Sonra, avucunu denize paralel tutup, kumları imbikten aşağı döker gibi suya
teslim ediyordu. Dökülen kumların deniz için hiçbir faydası ve zararı olmadığı
gibi, alınan kumların kıyı için de hiçbir zararı ve faydası yoktu. Bu çocuğun
denize, öğrenmeye duyduğu güzel ihtiyacın tekrarlarından oluşan eğitim ve
öğretiminin dersiydi.
Sıska çocuğun
elinden aşağı doğru akan kum taneleri; güneş ile birlikte süzülüyordu denize
doğru. Denizin kıyı şeridi bu yüzden sımsıcaktı. İçinde kumlar olduğu gibi
güneş de vardı. Bizi var eden güneş… Var eden su…
Çocuk, kıyıdan ne
kadar kum alırsa alsın, açılan küçük çukuru, yükselen deniz dalgaları bir
savacı titizliğinde dolduruyor üzerine güzel bir cila çekiyor; tabiatın şaşmaz
dengesini harika bir centilmenlikle izah ediyor.
Deniz dalgalarla
birlikte içindeki fazlalıkları; çer-çöp ve ölü bitkiler; dışarıya atılacak ne
varsa; ölü ve yorgun balıklar, küçük haylaz denizanaları; hepsi kıyıya,
kıyıdaki kum mezarlığına bırakılıyor.
İnsanın oluşturduğu
mezarlıklar, sessiz olurken, denizin kıyıda oluşturduğu mezarlık; insanların
sesleriyle, beden ve nefesleriyle dopdoluydu. İnsan kendi ölümlerinden korkar,
deniz kendi ölümlerini hiçbir korku oluşturmadan boşaltır sıcak tuzlu kumların
üzerine.
Denizin bağrından
çıkan her türlü artık, sanki benle yüzleşir gibiydi.

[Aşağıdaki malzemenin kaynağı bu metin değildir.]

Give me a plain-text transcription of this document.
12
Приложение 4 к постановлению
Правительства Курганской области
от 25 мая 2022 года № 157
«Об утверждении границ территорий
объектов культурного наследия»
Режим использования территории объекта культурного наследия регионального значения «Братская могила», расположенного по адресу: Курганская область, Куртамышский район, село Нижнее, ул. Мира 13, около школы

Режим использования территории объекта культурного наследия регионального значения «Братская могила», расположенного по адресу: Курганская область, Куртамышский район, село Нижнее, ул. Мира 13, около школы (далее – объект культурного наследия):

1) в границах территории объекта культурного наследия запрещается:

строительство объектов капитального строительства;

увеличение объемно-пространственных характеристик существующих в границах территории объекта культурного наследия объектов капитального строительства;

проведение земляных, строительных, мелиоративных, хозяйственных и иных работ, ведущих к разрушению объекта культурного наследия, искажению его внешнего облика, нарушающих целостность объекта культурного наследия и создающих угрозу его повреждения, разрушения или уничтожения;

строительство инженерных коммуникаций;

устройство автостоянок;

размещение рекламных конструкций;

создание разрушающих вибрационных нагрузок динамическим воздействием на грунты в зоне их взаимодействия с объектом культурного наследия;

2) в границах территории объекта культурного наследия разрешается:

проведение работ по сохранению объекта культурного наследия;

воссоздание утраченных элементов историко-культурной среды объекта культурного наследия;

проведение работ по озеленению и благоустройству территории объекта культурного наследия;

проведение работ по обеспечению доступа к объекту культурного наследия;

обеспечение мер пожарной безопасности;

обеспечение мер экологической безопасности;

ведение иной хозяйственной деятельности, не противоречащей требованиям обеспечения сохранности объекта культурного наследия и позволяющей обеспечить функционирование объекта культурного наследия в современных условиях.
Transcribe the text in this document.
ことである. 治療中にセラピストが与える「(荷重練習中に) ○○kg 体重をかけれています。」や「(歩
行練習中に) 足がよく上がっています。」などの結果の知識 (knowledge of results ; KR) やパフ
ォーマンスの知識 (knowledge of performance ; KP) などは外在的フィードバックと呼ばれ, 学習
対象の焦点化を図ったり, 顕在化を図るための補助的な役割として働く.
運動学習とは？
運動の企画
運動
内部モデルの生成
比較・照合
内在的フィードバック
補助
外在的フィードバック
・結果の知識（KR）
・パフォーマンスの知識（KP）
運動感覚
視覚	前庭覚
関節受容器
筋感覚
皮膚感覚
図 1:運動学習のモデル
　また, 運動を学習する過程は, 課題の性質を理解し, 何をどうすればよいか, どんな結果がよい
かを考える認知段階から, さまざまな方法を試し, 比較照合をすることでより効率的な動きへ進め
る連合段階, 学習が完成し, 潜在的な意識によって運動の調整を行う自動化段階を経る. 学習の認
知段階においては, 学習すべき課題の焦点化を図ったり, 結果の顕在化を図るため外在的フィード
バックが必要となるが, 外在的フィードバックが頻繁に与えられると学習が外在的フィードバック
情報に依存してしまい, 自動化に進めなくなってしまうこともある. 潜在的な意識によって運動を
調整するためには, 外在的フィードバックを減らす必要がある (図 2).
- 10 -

Hâlbuki deniz-dalgalar
kimse ile yüzleşmiyor, doğal döngünün muhteşem hatırına. Bu bir tekrar, var
olma ve var etme sanatından başka bir şey değildi.
Deniz dalgasız, kum
da çakıl tanesiz olmaz. Denizin kıyısı kumlarla doluydu. Renk renk küçük çakıl
taşları, zanaatkar bir ustanın elinden çıkmışçasına kaygan ve parlak
görünüşleriyle her türlü insan dışı figürü anlatıyorlar. Bütün her şey olması
gerektiği gibi kendi doğasına uygun davranıyor; deniz de, dalgalar da,
dalgalara teslim olan çer-çöp, yosun ve denizanaları…
Bütün bu güzellikler
karşısında karaya ne zaman ayak bastığı, düşünmeyi ne zaman keşfettiği
bilinmeyen insan, on binlerce yıldır kendi doğasını arıyor. Bir türlü
bulamadığı doğasını…
Diğer canlılara da doğal gereksinimin içinde, doğal ve
gösterişsiz saygı duyacak, istila ve gasp etme duygularından arınmış,
paylaşılamayacak büyüklükteki evreni bilen ve dünyada ki konukluğuna kötü bir
geçmiş bırakmadan yaşayacak insan; insanlık bir gün, deniz ve dalgalar kadar
doğal olabilecek mi acaba?
Belki de insan kendi
doğallığını yaşıyor da akıl ile ters düşenler bize doğa dışı gibi, olağanüstü
gibi geliyor; belki de burada aklın vicdanı yanılıyor; kim bilir!